I'm not too sure what the difference between locally uniform convergence and just regular uniform convergence is. I'm clear with the definition but do not see how they are any different.
So far I've been trying to prove just uniform convergence: $|f_n (x)-f(x)| =| \sum_{k=0}^\infty \left(\frac{z-1}{z+1}\right)^k- \sum_{k=n}^\infty \left(\frac{z-1}{z+1}\right)^k |$ = |$\sum_{k=n+1}^\infty \left(\frac{z-1}{z+1}\right)^n$| = $\frac{1}{2}|\frac{(z-1)^{n+1}}{(z+1)^n}| $
the supremum of that is infinite as $z\to\infty$ and $n\to\infty$ which is not what I want.
Appreciate any help!
Writing $z = x + iy$, we have that $$ \left| \frac{z-1}{z+1} \right|^2 = \frac{(x-1)^2+y^2}{(x+1)^2 + y^2} < 1.$$ Thus, the series converges pointwise. You can deduce local uniform convergence by using continuity of absolute value.
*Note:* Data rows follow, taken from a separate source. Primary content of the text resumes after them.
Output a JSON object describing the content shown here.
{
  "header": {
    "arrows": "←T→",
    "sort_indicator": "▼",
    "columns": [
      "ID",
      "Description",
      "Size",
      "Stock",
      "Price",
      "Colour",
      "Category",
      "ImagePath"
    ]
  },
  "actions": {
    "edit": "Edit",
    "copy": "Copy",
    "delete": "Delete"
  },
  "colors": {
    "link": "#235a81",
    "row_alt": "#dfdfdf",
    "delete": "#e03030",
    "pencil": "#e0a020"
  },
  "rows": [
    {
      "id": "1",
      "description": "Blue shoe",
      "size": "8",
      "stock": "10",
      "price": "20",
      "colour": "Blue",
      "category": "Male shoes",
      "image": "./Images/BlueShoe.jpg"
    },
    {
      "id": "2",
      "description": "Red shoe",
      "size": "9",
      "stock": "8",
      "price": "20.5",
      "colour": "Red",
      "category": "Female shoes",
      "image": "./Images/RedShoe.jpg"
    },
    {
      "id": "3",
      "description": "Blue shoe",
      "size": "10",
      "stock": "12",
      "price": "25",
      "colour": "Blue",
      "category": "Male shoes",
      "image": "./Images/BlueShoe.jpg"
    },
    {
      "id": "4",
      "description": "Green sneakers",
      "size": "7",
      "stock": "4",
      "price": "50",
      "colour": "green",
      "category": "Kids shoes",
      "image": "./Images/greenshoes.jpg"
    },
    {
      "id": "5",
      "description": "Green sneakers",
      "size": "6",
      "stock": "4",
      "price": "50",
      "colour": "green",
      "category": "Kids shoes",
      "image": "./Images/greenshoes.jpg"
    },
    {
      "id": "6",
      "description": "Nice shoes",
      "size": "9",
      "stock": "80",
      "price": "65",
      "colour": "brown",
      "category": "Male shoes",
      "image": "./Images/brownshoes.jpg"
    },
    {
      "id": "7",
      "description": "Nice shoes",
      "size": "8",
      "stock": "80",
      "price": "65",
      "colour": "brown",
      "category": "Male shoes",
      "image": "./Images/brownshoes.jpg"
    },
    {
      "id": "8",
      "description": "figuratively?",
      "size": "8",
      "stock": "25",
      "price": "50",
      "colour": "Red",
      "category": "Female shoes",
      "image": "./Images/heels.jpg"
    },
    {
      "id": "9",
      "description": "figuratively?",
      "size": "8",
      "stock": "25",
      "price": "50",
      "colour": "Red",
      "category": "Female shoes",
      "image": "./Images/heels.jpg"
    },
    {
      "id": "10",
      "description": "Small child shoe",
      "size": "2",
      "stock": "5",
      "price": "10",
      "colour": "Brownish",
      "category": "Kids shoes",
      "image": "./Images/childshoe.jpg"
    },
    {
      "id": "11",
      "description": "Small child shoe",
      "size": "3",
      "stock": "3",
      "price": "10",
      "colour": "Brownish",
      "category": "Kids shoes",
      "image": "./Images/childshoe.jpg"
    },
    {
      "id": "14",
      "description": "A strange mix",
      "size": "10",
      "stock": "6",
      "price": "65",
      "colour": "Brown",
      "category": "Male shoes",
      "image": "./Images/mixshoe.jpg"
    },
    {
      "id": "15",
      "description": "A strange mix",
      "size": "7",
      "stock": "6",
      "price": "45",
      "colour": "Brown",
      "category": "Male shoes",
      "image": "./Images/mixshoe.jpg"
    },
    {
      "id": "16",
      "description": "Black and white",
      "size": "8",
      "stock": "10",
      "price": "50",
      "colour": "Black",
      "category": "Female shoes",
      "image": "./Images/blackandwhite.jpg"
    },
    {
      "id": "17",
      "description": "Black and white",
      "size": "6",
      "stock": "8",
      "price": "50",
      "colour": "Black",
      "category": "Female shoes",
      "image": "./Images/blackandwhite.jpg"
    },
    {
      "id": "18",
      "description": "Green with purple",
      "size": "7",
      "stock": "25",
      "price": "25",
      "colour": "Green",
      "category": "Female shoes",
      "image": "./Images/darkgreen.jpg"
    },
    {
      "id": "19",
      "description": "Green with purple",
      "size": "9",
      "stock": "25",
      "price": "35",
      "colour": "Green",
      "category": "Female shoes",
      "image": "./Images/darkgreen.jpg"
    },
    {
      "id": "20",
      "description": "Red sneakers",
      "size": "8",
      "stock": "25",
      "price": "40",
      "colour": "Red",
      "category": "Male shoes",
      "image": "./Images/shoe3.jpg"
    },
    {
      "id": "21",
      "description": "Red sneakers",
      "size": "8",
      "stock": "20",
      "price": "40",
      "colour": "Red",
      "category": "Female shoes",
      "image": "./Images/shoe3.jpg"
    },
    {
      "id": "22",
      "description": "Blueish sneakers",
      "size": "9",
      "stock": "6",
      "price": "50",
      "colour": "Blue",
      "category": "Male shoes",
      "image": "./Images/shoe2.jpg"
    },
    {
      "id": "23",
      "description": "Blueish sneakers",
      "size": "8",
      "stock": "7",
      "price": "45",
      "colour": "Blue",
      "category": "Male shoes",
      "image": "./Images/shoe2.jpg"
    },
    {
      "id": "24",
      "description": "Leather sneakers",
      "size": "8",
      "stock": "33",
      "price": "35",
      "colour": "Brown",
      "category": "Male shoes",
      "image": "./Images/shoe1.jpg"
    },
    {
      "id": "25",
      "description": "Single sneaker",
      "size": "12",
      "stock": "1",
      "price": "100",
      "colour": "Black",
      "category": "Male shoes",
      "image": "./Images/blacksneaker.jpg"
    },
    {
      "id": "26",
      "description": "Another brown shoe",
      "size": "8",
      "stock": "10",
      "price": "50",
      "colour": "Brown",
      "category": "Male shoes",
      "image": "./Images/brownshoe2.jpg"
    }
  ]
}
Fixing $z_0 \in \text{Re}{z} > 0$, choose $s$ with $0 < s < 1$ and $r > 0$ so that for all $z \in B(z_0,r)$, $$ \left| \frac{z-1}{z+1} \right|^2 \leq s.$$ Then for any particular $N \in \mathbb{N}$, $$ \left|\sum_{n = N}^{\infty} \left(\frac{z-1}{z+1} \right)^n \right| \leq \sum_{n = N}^{\infty} \left| \frac{z-1}{z+1} \right|^n \leq \sum_{n = N}^{\infty}s^n.$$ Given $\varepsilon > 0$, to make the sum of the tail less than $\varepsilon$ (in absolute value) for any $z \in B(z_0,r)$, choose $N$ to make $$\sum_{n = N}^{\infty}s^n$$ less than $\varepsilon$.
Of course, using the formula for the sum of an infinite geometric series, the pointwise limit of the series is given by $$ \frac{1}{1 - \frac{z-1}{z+1}} = \frac{1}{\frac{z+1}{z+1} - \frac{z-1}{z+1}} = \frac{z+1}{2}.$$